In the spirit of full transparency, I’m no expert on war movies, but this has to be one of the most mercilessly intense war films made. The unsettling attacks, the valiant-albeit ridiculous, rescue efforts and the desperation of war harmonize with uninterrupted bombings as gunfire rips through every scene. Expect to leave exhausted, thrilled, and a bit confused; unless you’re a war historian.
The cinematography is meticulously constructed with aerial shots of thousands of soldiers stranded on the beach juxtaposed with soldiers frantically waving and reaching for god-knows-what before drowning. Hanz Zimmer provides an intensely terrifying score. Brilliantly buried under combat ready beats and synthesized air raid sirens is an ominous ticking—forcing you to remember time is running out. Zimmer understood when to slam us with percussions and when to let the strings soar. Together the score and the ferocity of the sound effects frame the character’s reflective silence. There can’t be more than a twenty minutes of dialogue scattered throughout the entire film. This division, at the level of plot and character, lifts the music to the level of a protagonist.

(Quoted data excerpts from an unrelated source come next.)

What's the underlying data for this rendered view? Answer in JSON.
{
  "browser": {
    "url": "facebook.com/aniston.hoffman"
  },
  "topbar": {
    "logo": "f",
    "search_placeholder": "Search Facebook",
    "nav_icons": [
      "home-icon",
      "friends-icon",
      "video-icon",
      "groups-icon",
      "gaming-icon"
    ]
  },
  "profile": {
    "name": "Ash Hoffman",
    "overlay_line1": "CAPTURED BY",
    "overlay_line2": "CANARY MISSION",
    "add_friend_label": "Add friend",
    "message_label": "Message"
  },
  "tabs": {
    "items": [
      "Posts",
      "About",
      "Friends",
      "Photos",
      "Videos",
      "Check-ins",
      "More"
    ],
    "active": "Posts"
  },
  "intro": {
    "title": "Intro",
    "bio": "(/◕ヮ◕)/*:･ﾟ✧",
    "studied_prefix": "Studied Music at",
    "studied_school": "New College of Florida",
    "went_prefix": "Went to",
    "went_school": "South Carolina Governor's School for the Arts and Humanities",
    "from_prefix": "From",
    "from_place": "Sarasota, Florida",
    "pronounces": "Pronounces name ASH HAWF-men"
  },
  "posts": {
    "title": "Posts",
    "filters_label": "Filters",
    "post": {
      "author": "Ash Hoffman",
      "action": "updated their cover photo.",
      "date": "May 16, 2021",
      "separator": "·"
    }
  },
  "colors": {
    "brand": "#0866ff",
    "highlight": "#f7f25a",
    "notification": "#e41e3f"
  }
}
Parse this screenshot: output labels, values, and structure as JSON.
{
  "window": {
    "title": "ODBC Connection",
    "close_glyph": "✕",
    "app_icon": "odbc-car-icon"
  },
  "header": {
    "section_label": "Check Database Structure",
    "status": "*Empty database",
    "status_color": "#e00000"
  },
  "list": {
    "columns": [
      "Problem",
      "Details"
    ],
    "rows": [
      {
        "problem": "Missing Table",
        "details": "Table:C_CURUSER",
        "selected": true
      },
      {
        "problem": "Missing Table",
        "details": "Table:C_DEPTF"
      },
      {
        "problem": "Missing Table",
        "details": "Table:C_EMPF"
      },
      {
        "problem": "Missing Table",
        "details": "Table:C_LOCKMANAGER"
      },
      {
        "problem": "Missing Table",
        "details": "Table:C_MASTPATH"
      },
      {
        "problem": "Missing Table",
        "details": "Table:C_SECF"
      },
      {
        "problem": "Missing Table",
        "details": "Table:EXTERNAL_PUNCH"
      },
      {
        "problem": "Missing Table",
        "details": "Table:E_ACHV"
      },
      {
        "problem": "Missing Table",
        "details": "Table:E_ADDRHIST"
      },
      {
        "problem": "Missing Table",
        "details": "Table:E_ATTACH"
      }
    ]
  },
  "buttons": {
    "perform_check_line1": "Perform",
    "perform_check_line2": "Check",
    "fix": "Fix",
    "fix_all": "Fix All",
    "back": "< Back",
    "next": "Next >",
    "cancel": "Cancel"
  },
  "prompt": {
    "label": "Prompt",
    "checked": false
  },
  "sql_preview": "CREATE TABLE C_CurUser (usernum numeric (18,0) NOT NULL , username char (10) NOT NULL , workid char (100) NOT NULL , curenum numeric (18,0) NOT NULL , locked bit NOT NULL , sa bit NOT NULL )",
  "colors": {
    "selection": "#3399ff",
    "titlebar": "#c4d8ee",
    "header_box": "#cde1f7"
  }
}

In the end: An armada of small civilian vessels ferry soldiers from the beaches to the few surviving warships waiting at sea. Everyone will likely champion Dunkirk as an amazing movie, but like a macaroon from Ladurée—celebrated as the best in New York despite being flown in from Monaco everyday—they’ll do it simply because it’s a “Christopher Nolan” film not because it’s incredible. By the same token, Dunkirk is set to dominate awards season, but I left the theatre feeling it was more successful than victorious.